The page you navigated to () does not exist, so we brought you to the closest page to it.
You have switched from the to the variant of this site. There is no equivalent of . We have taken you to the closest page in the variant.
2.1.9
flyte.prefetch
Prefetch utilities for Flyte.
This module provides functionality to prefetch various artifacts from remote registries, such as HuggingFace models.
Directory
Classes
| Class | Description |
|---|---|
HuggingFaceModelInfo |
Information about a HuggingFace model to store. |
ShardConfig |
Configuration for model sharding. |
StoredModelInfo |
Information about a stored model. |
VLLMShardArgs |
Arguments for sharding a model using vLLM. |
Methods
| Method | Description |
|---|---|
hf_model() |
Store a HuggingFace model to remote storage. |
Methods
hf_model()
def hf_model(
repo: str,
raw_data_path: str | None,
artifact_name: str | None,
architecture: str | None,
task: str,
modality: tuple[str, ...],
serial_format: str | None,
model_type: str | None,
short_description: str | None,
shard_config: ShardConfig | None,
hf_token_key: str,
resources: Resources,
force: int,
) -> RunStore a HuggingFace model to remote storage.
This function downloads a model from the HuggingFace Hub and prefetches it to remote storage. It supports optional sharding using vLLM for large models.
The prefetch behavior follows this priority:
- If the model isn’t being sharded, stream files directly to remote storage.
- If streaming fails, fall back to downloading a snapshot and uploading.

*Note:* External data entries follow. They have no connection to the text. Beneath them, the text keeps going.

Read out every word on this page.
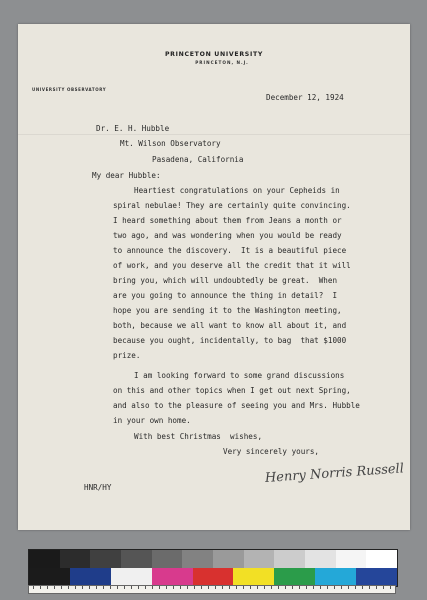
PRINCETON UNIVERSITY
PRINCETON, N.J.
UNIVERSITY OBSERVATORY
December 12, 1924
Dr. E. H. Hubble
Mt. Wilson Observatory
Pasadena, California
My dear Hubble:
Heartiest congratulations on your Cepheids in
spiral nebulae! They are certainly quite convincing.
I heard something about them from Jeans a month or
two ago, and was wondering when you would be ready
to announce the discovery.  It is a beautiful piece
of work, and you deserve all the credit that it will
bring you, which will undoubtedly be great.  When
are you going to announce the thing in detail?  I
hope you are sending it to the Washington meeting,
both, because we all want to know all about it, and
because you ought, incidentally, to bag  that $1000
prize.
I am looking forward to some grand discussions
on this and other topics when I get out next Spring,
and also to the pleasure of seeing you and Mrs. Hubble
in your own home.
With best Christmas  wishes,
Very sincerely yours,
HNR/HY
Henry Norris Russell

- If sharding is configured, download locally, shard with vLLM, then upload.
Example usage:
import flyte
flyte.init(endpoint="my-flyte-endpoint")
# Store a model without sharding
run = flyte.prefetch.hf_model(
repo="meta-llama/Llama-2-7b-hf",
hf_token_key="HF_TOKEN",
)
run.wait()
# Prefetch and shard a model
from flyte.prefetch import ShardConfig, VLLMShardArgs
run = flyte.prefetch.hf_model(
repo="meta-llama/Llama-2-70b-hf",
shard_config=ShardConfig(
engine="vllm",
args=VLLMShardArgs(tensor_parallel_size=8),
),
accelerator="A100:8",
hf_token_key="HF_TOKEN",
)
run.wait()| Parameter | Type | Description |
|---|---|---|
repo |
str |
The HuggingFace repository ID (e.g., ‘meta-llama/Llama-2-7b-hf’). |
raw_data_path |
str | None |
|
artifact_name |
str | None |
Optional name for the stored artifact. If not provided, the repo name will be used (with ‘.’ replaced by ‘-’). |
architecture |
str | None |
Model architecture from HuggingFace config.json. |
task |
str |
Model task (e.g., ‘generate’, ‘classify’, ’embed’). Default |
modality |
tuple[str, ...] |
Modalities supported by the model. Default |
serial_format |
str | None |
Model serialization format (e.g., ‘safetensors’, ‘onnx’). |
model_type |
str | None |
Model type (e.g., ’transformer’, ‘custom’). |
short_description |
str | None |
Short description of the model. |
shard_config |
ShardConfig | None |
Optional configuration for model sharding with vLLM. |
hf_token_key |
str |
Name of the secret containing the HuggingFace token. Default |
resources |
Resources |
|
force |
int |
Force re-prefetch. Increment to force a new prefetch. Default |
Returns: A Run object representing the prefetch task execution.